Las obras han incluido la renovación total de redes y pavimentación de diversas calles y plazas, así como la ordenación de cruces y creación de pasos de peatones a nivel. Se han generado nuevas zonas verdes, sustituido el mobiliario urbano e instalado nuevo alumbrado. Además, se ha creado una rotonda en la confluencia de las calles San Cristóbal, Magdalena y Etxarri Aranatz para mejorar el tráfico.
Una transformación para el peatón
La reurbanización ha convertido las calles en áreas de preferencia peatonal, permitiendo el aparcamiento vecinal. Todas las calles cuentan ahora con plataforma única, sin resalto de bordillos, siendo accesibles. Se han creado circuitos en bucle para evitar el tráfico de paso, que antes utilizaba las calles para acortar el trayecto entre San Cristóbal y Ezkaba. La zona se plantea como de tránsito vecinal.
Las secciones de las calles han sido redimensionadas para contar con un carril de circulación y uno de aparcamiento. En la travesía de Espronceda, los aparcamientos en línea se han cambiado de lado y los cruces se han establecido en ángulo recto, adaptándose al tráfico vecinal. La nueva rotonda facilita la circulación, eliminando el cruce semaforizado y generando recorridos peatonales más permeables.
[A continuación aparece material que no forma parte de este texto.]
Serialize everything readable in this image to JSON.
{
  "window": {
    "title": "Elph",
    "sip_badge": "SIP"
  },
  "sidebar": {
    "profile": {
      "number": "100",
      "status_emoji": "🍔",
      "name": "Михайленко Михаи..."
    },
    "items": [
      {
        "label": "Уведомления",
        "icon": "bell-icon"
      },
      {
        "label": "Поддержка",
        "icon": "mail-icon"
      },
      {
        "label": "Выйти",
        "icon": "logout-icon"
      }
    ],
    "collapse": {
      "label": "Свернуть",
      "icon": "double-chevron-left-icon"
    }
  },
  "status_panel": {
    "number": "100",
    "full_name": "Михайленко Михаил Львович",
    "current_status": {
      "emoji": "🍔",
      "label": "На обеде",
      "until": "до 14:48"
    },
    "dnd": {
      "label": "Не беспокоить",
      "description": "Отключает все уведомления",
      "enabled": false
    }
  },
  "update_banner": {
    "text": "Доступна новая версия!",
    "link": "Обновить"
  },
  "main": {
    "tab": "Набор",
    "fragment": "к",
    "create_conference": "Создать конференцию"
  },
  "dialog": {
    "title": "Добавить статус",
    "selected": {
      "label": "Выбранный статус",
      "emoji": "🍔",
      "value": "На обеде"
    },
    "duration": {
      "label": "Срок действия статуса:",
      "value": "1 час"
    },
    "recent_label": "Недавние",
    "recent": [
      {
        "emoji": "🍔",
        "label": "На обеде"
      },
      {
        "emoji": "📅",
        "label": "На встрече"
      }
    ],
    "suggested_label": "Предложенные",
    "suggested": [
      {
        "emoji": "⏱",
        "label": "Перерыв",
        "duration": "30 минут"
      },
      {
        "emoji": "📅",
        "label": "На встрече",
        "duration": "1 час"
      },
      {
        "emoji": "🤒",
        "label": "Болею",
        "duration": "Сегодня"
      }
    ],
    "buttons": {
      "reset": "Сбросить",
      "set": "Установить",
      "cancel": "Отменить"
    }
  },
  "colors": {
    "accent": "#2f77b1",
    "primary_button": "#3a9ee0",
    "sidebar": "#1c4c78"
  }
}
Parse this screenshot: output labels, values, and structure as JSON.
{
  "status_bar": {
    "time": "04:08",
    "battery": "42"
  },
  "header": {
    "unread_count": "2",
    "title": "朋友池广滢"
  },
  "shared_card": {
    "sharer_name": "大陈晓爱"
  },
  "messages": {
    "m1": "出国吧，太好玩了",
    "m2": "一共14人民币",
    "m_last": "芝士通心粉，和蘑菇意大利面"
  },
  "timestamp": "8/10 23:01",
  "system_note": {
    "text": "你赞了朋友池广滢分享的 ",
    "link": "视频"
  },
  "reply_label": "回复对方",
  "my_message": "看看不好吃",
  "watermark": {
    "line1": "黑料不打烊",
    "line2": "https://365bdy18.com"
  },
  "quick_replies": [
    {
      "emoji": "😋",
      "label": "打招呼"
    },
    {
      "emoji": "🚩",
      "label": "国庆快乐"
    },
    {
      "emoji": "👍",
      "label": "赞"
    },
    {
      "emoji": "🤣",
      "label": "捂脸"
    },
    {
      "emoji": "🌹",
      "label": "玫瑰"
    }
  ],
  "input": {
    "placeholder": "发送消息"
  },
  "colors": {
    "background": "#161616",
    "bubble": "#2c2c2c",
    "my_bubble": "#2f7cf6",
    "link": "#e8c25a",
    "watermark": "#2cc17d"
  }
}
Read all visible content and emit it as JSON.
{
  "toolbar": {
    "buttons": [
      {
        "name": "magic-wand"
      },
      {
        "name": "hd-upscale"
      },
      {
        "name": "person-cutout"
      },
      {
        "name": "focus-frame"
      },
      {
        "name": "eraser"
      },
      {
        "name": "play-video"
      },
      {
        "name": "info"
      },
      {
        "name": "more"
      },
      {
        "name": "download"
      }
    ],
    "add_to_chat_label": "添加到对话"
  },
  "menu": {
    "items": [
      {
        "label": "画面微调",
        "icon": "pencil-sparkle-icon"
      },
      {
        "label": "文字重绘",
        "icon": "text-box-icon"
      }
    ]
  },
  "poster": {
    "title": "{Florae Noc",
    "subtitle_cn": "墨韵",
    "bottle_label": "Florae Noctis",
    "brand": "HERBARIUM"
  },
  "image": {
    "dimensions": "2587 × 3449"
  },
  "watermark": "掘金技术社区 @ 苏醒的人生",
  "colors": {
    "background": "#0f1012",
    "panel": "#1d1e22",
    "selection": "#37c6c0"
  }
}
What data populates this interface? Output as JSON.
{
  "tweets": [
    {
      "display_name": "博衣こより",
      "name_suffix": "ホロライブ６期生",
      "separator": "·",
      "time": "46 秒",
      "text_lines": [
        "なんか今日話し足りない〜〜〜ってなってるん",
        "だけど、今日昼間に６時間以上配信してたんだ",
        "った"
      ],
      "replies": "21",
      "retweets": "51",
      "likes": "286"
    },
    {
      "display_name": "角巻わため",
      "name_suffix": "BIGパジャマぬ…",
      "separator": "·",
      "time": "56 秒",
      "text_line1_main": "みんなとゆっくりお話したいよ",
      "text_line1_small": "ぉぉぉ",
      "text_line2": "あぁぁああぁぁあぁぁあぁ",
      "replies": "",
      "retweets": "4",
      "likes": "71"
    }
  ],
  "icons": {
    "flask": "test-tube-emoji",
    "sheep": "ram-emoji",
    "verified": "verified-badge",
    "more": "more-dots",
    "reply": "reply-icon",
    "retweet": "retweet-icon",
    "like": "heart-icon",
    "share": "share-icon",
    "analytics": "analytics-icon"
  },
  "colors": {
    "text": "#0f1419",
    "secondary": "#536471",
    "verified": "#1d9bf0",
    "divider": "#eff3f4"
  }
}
Nuevas plazas del Reloj y del Euskera
La plaza del Reloj ha visto eliminado el bloque edificado de la antigua sucursal de la CAN, aumentando su superficie con nuevas zonas verdes y espacios de estancia. Se ha instalado un aseo autolimpiable de uso público. En la plaza del Euskera, el diseño se ha modificado para mantener parte de su estructura original, mejorando la accesibilidad y potenciando las zonas verdes y el arbolado.
Desde hace más de quince años, se han llevado a cabo intervenciones en Txantrea para mejorar las infraestructuras. La cuarta fase de reurbanización y renovación de redes ha contado con un presupuesto de 7.459.819,40 euros, aportado por el Ayuntamiento de Pamplona y la Mancomunidad de la Comarca de Pamplona. El Gobierno de Navarra ha financiado parte del proyecto a través del Plan de Infraestructuras Locales.
En fases anteriores, se han realizado mejoras en diversas calles del barrio, abarcando desde la renovación de pavimentación y redes hidráulicas hasta la sustitución del alumbrado público. Estos esfuerzos han buscado modernizar el barrio, que se edificó en la década de los 50 y apenas había recibido intervenciones significativas en sus infraestructuras en más de medio siglo.